The workflow of the construction of XooNet is summarized in Fig. 1A and described in detail in the Material and Methods section. We constructed four component networks from Xoo-specific genomics sources that reflect functional association between genes: co-expression in Xoo (XO-CX), domain profile associations between Xoo coding genes (XODP), gene neighborhood (XO-GN), and phylogenetic profile associations between Xoo genes (XO-PG). To enhance accuracy and coverage of the network, we also utilized orthology-based transferred associalogs from other bacteria: high throughput protein-protein interactions in five bacterial species (BA-HT), co-citation of Escherichia coli (E. coli) gene names in Pubmed articles (EC-CC), co-expression of E. coli genes (EC-CX), literature-curated protein-protein interactions in E. coli (EC-LC), co-citation of P. aeruginosa gene names in Pubmed articles (PA-CC), co-expression of P. aeruginosa genes (PA-CX). We then benchmarked all ten component networks using Bayes statistics framework (Lee et al., 2004) with gold-standard functional gene pairs as described in Material and Methods section. The unified scoring scheme enabled integration of the functional links from heterogeneous data, resulting in the final integrated co-functional network, XooNet, which contains 106,000 links and 3,615 Xoo genes (~83% of all coding genes). The integrated XooNet and the ten component networks are summarized in Table 1.
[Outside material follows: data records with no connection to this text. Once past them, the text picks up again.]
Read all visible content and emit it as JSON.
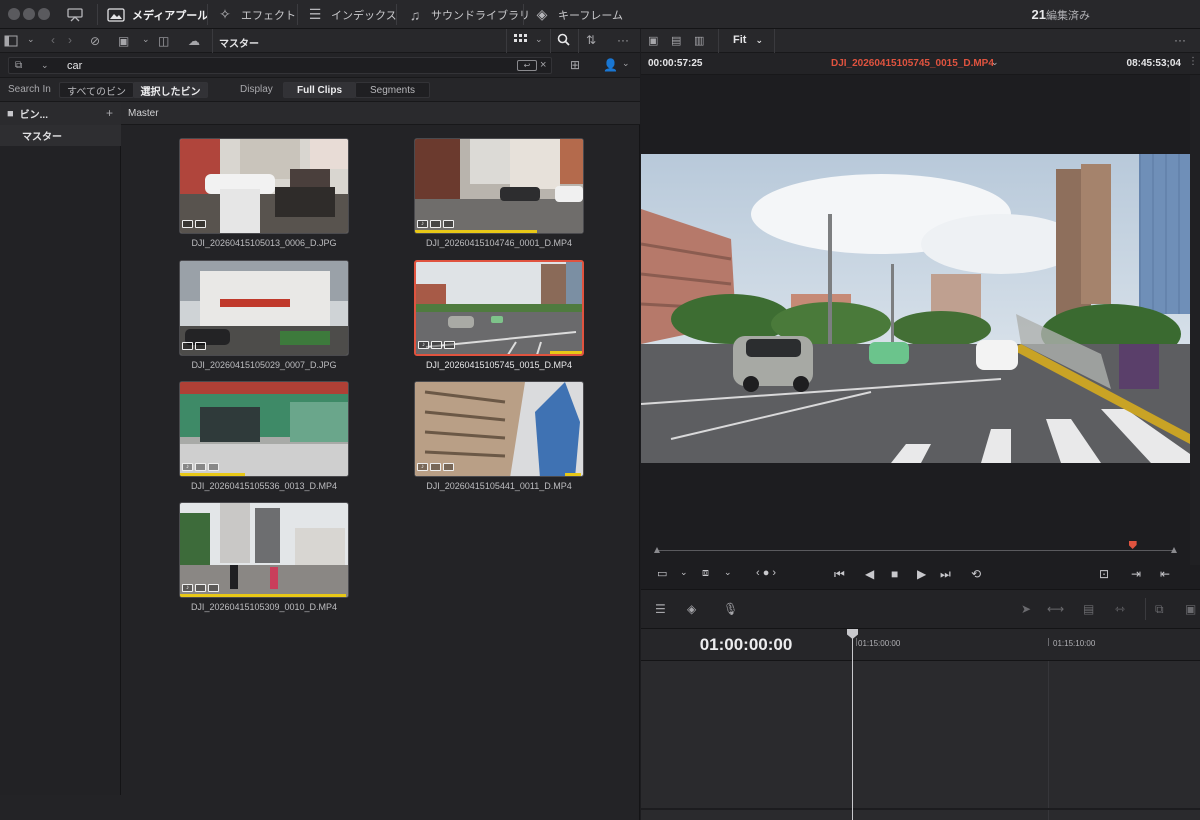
{
  "toolbar": {
    "media_pool": "メディアプール",
    "effects": "エフェクト",
    "index": "インデックス",
    "sound_library": "サウンドライブラリ",
    "keyframes": "キーフレーム",
    "count": "21",
    "status": "編集済み"
  },
  "pool": {
    "bin_title": "マスター",
    "search_value": "car",
    "search_in_label": "Search In",
    "scope_all": "すべてのビン",
    "scope_selected": "選択したビン",
    "display_label": "Display",
    "display_full": "Full Clips",
    "display_segments": "Segments",
    "bins_header": "ビン...",
    "bin_master": "マスター",
    "grid_header": "Master",
    "clips": [
      {
        "name": "DJI_20260415105013_0006_D.JPG"
      },
      {
        "name": "DJI_20260415104746_0001_D.MP4"
      },
      {
        "name": "DJI_20260415105029_0007_D.JPG"
      },
      {
        "name": "DJI_20260415105745_0015_D.MP4"
      },
      {
        "name": "DJI_20260415105536_0013_D.MP4"
      },
      {
        "name": "DJI_20260415105441_0011_D.MP4"
      },
      {
        "name": "DJI_20260415105309_0010_D.MP4"
      }
    ]
  },
  "viewer": {
    "zoom": "Fit",
    "timecode_left": "00:00:57:25",
    "clip_name": "DJI_20260415105745_0015_D.MP4",
    "timecode_right": "08:45:53;04",
    "playhead_fraction": 0.92
  },
  "timeline": {
    "timecode": "01:00:00:00",
    "ruler_1": "01:15:00:00",
    "ruler_2": "01:15:10:00"
  },
  "colors": {
    "accent_red": "#e0533f",
    "clip_bar": "#e8c817"
  }
}
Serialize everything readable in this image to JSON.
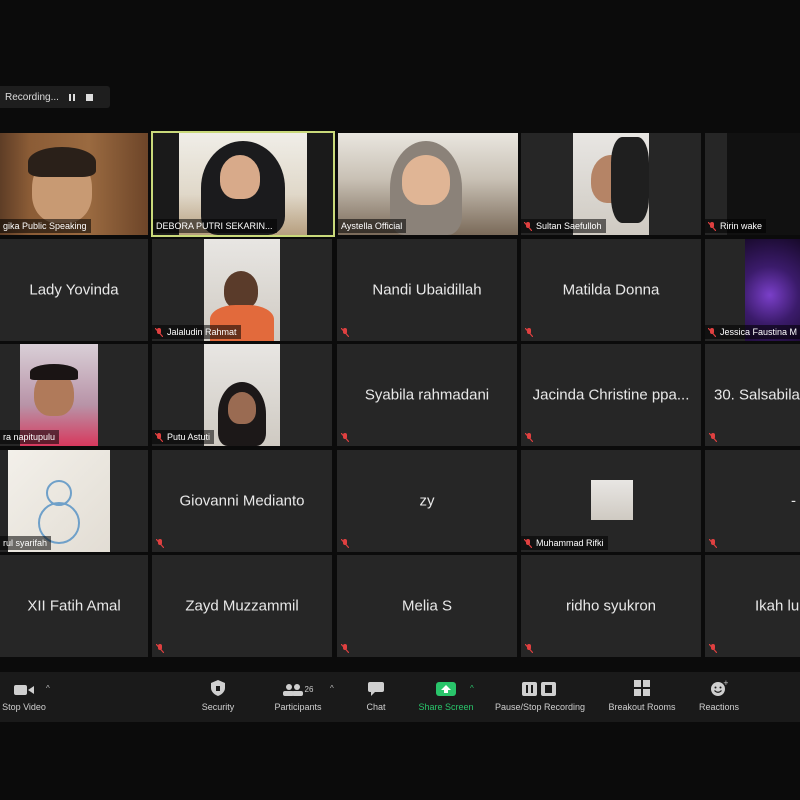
{
  "recording": {
    "label": "Recording..."
  },
  "grid": {
    "tiles": [
      {
        "id": "t00",
        "name": "gika Public Speaking",
        "video": true
      },
      {
        "id": "t01",
        "name": "DEBORA PUTRI SEKARIN...",
        "video": true,
        "active_speaker": true
      },
      {
        "id": "t02",
        "name": "Aystella Official",
        "video": true
      },
      {
        "id": "t03",
        "name": "Sultan Saefulloh",
        "video": true,
        "muted": true
      },
      {
        "id": "t04",
        "name": "Ririn wake",
        "video": true,
        "muted": true
      },
      {
        "id": "t10",
        "name": "Lady Yovinda",
        "video": false
      },
      {
        "id": "t11",
        "name": "Jalaludin Rahmat",
        "video": true,
        "muted": true
      },
      {
        "id": "t12",
        "name": "Nandi Ubaidillah",
        "video": false,
        "muted": true
      },
      {
        "id": "t13",
        "name": "Matilda Donna",
        "video": false,
        "muted": true
      },
      {
        "id": "t14",
        "name": "Jessica Faustina M",
        "video": true,
        "muted": true
      },
      {
        "id": "t20",
        "name": "ra napitupulu",
        "video": true
      },
      {
        "id": "t21",
        "name": "Putu Astuti",
        "video": true,
        "muted": true
      },
      {
        "id": "t22",
        "name": "Syabila rahmadani",
        "video": false,
        "muted": true
      },
      {
        "id": "t23",
        "name": "Jacinda Christine ppa...",
        "video": false,
        "muted": true
      },
      {
        "id": "t24",
        "name": "30. Salsabila",
        "video": false,
        "muted": true
      },
      {
        "id": "t30",
        "name": "rul syarifah",
        "video": true
      },
      {
        "id": "t31",
        "name": "Giovanni Medianto",
        "video": false,
        "muted": true
      },
      {
        "id": "t32",
        "name": "zy",
        "video": false,
        "muted": true
      },
      {
        "id": "t33",
        "name": "Muhammad Rifki",
        "video": true,
        "muted": true
      },
      {
        "id": "t34",
        "name": "-",
        "video": false,
        "muted": true
      },
      {
        "id": "t40",
        "name": "XII Fatih Amal",
        "video": false
      },
      {
        "id": "t41",
        "name": "Zayd Muzzammil",
        "video": false,
        "muted": true
      },
      {
        "id": "t42",
        "name": "Melia S",
        "video": false,
        "muted": true
      },
      {
        "id": "t43",
        "name": "ridho syukron",
        "video": false,
        "muted": true
      },
      {
        "id": "t44",
        "name": "Ikah lu",
        "video": false,
        "muted": true
      }
    ]
  },
  "toolbar": {
    "stop_video": "Stop Video",
    "security": "Security",
    "participants": "Participants",
    "participants_count": "26",
    "chat": "Chat",
    "share_screen": "Share Screen",
    "pause_stop_recording": "Pause/Stop Recording",
    "breakout_rooms": "Breakout Rooms",
    "reactions": "Reactions"
  },
  "colors": {
    "share_green": "#29c46a",
    "speaker_border": "#c9d97a",
    "tile_bg": "#262626"
  }
}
E1BJB7_2019_v42n2_166_f0001.png 이미지

Fig. 1. The construction and quality assessment of XooNet. (A) Schematic overview of the construction process of XooNet. The functional associations are inferred from the ten distinct data types and integrated into the XooNet. (B) XooNet was assessed against test gene pairs based on MetaCyc pathway annotation. The graph represents the fold enrichment for the test gene pairs compared with random gene pairs and its corresponding coding genome coverage for every 1,000 links. (C) Area under ROC curve (AUC) was measured to evaluate retrieval efficacy of known genes for each of MetaCyc pathway terms or random gene sets using XooNet. We used only 145 MetaCyc pathway terms that have no less than five member genes.

E1BJB7_2019_v42n2_166_t0001.png 이미지

Table 1. Component networks from ten distinct data type in XooNet

XooNet is highly predictive for cellular pathways

To evaluate the quality of XooNet, we need to use another co-functional gene pairs as a test data set to avoid overfitting models. For the network assessment, we compiled cofunctional gene pairs from MetaCyc pathway annotations, an independent annotation database from GOBP and KEGG that were used for generating co-functional gene pairs to train XooNet. Consistent with their independent origin, the test gene pairs based on MetaCyc pathway annotations overlap with only 9% of the gold-standard gene pairs used for network training. We observed a 20-fold enrichment of MetaCyc pathway gene pairs for the integrated XooNet compared with random gene pairs. This result indicates that integration of diverse genomics data effectively improved the quality of XooNet (Fig. 1B).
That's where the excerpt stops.